What Texas Buyers Ask About This Automatic Knife

Is this an automatic, an OTF, or a switchblade?

This is a side-opening automatic knife. Press the button, the spring swings the blade out from the side and locks it open. An OTF knife would send the blade straight out the front on a rail system, which this does not. “Switchblade” is the old blanket term, but if you care about the mechanics, this one belongs firmly in the automatic knife category, not as an OTF knife and not as a traditional stiletto-style switchblade.

Is this automatic knife legal to carry in Texas?

Texas has largely removed its old restrictions on automatic knives and switchblades, so adults can generally own and carry an automatic knife like this one. That said, certain locations (like schools, some government buildings, and secured facilities) still have their own rules, and private property policies always win on their own ground. This isn’t legal advice, but for most everyday Texans, a side-opening automatic like this is now a lawful part of their EDC, with fewer worries than in years past.

What makes this a better buy than another budget automatic?

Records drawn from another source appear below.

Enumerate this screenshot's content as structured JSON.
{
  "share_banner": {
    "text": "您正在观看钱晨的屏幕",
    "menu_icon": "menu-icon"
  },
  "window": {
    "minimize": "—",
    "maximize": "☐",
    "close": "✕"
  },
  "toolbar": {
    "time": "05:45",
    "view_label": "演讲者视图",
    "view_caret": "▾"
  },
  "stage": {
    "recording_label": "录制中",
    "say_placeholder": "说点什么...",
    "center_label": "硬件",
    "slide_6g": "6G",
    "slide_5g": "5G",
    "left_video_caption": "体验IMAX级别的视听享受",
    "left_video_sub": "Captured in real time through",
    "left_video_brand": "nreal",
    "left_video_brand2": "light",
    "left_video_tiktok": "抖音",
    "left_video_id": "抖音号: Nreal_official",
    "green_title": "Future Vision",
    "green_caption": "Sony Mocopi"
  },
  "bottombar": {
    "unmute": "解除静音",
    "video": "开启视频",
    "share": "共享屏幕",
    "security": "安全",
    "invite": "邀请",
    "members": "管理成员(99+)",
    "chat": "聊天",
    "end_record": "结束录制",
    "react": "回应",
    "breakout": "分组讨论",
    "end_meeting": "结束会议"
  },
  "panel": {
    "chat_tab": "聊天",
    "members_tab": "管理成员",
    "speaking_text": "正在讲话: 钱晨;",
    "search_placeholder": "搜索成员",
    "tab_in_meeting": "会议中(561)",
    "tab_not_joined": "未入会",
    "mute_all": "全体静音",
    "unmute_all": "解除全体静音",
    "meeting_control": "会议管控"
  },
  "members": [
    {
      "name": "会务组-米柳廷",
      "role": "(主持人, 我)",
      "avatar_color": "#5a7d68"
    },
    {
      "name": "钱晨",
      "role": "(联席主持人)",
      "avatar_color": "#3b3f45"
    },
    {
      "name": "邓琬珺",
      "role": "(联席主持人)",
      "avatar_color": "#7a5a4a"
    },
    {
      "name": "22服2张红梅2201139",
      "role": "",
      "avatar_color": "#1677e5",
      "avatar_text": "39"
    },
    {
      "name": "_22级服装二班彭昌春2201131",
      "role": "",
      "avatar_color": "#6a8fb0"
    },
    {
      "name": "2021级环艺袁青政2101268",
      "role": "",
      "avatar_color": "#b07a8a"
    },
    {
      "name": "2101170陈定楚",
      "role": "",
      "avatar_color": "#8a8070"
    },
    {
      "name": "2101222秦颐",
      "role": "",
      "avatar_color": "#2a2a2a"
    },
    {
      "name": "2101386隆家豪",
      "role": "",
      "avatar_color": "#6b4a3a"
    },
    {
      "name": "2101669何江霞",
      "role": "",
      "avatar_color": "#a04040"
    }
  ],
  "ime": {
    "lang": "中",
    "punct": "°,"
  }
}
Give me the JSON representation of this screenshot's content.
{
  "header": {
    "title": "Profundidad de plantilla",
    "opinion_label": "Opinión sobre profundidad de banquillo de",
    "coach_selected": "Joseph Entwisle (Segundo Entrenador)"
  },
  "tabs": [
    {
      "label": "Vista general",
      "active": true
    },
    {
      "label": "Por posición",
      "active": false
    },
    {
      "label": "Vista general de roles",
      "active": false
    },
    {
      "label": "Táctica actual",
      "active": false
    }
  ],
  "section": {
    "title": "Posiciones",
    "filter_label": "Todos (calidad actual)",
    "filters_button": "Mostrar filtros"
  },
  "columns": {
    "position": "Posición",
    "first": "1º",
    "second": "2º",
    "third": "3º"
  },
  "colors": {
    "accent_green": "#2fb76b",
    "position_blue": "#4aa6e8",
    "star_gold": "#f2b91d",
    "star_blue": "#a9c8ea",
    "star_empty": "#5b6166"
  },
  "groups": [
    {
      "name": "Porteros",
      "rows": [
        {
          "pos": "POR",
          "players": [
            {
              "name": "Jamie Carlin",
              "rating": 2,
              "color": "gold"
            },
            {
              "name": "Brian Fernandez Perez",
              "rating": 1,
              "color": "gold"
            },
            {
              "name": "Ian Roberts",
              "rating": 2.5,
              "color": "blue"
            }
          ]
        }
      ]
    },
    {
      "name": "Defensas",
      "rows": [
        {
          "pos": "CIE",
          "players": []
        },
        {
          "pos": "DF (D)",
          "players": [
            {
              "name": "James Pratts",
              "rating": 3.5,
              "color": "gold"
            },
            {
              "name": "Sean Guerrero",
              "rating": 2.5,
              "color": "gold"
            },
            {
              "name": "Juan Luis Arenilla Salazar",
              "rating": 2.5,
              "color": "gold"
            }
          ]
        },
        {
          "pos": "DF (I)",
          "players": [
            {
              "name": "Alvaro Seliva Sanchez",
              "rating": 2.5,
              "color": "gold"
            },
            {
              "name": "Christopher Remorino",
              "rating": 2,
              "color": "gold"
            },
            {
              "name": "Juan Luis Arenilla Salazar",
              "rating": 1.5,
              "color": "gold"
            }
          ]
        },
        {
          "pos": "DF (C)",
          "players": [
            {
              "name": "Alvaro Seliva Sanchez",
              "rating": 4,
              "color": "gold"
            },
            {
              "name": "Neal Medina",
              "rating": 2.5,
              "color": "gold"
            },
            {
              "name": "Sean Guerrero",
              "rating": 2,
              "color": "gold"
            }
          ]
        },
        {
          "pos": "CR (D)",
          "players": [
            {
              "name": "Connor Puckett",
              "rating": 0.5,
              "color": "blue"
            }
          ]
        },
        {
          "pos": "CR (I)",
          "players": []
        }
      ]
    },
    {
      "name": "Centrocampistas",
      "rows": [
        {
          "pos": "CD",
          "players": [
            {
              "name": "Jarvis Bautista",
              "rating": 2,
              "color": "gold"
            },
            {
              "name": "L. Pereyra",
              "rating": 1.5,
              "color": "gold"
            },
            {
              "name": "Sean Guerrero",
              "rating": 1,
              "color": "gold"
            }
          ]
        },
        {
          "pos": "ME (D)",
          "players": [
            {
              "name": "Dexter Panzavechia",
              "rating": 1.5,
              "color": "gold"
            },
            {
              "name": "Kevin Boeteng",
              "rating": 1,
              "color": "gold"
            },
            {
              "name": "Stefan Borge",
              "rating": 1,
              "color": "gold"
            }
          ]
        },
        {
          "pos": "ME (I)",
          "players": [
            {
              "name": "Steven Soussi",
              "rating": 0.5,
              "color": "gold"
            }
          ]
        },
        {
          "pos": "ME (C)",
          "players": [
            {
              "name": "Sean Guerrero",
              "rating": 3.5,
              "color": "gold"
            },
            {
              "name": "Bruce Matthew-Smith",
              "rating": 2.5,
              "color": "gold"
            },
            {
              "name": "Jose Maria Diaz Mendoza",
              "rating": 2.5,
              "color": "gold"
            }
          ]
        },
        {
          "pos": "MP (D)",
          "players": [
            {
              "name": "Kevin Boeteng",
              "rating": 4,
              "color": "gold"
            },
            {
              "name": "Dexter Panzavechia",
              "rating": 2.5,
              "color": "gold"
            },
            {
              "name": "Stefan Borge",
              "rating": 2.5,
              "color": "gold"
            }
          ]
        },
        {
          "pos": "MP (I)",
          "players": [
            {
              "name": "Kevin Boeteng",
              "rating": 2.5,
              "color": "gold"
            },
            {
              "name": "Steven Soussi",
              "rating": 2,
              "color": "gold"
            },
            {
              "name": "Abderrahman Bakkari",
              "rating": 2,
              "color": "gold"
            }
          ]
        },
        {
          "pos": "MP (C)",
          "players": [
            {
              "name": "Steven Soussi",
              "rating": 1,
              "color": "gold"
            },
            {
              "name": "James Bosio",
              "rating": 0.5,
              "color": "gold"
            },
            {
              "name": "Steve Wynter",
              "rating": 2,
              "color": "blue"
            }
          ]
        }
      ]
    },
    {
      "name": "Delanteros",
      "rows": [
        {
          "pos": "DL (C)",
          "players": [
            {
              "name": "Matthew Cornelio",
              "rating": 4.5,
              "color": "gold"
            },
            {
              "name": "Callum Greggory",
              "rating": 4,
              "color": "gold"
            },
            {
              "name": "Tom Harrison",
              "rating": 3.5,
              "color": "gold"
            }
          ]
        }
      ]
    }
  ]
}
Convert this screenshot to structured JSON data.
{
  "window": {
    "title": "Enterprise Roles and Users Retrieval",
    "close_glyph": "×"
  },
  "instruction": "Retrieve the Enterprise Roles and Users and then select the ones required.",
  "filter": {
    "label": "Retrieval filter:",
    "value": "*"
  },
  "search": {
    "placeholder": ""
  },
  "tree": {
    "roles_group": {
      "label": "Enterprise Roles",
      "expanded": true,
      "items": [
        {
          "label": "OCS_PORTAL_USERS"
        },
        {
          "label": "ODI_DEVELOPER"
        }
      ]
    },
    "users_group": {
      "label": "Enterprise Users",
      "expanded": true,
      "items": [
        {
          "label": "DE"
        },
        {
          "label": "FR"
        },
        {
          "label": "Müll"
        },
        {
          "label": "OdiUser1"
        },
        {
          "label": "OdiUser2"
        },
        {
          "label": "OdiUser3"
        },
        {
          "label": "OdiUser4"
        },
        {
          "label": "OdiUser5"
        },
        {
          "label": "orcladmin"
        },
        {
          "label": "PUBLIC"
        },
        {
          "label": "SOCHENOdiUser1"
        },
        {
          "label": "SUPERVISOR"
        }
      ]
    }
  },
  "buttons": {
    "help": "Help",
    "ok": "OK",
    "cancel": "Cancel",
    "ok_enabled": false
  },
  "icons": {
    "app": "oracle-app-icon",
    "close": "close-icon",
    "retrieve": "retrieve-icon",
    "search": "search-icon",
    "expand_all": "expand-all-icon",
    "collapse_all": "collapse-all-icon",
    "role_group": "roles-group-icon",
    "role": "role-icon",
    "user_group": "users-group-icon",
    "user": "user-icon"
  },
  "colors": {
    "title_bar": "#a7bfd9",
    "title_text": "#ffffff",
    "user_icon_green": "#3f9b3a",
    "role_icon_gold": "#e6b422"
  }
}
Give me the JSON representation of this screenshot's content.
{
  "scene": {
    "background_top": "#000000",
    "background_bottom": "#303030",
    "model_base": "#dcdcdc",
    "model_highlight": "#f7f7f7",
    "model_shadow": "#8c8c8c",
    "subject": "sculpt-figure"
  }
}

For a collector or working Texan, three things stand out: the CNC-textured gray aluminum handle that actually locks into your hand, the practical American tanto blade with partial serrations, and a straightforward button-fired automatic mechanism that doesn’t try to be something it’s not. It’s slimmer and more pocket-friendly than many OTF knives, and more purpose-driven than plenty of generic switchblade designs. It fills that gap between hard-use tool and dependable backup — the kind of automatic knife you won’t baby, but you’ll still be glad you kept.

Closing the Loop: A Texas-Minded Automatic for People Who Know

If you can tell the difference between an OTF knife, a side-opening automatic, and a switchblade just by feel, this piece speaks your language. It’s a compact, mission-ready automatic knife with a black tanto blade, partial serrations, and CNC-gripped gray aluminum scales that sit right at home in a Texas collection. It doesn’t need flames or gimmicks to earn its keep — just a clean deployment, a strong tip, and a handle that works as hard as you do.

For the Texas buyer who wants an automatic they can explain in one sentence — not a conversation starter, but a trusted partner — this is that knife. It rides quiet, opens fast, and reminds you with every click that you’re the kind of person who knows exactly what they’re carrying and why.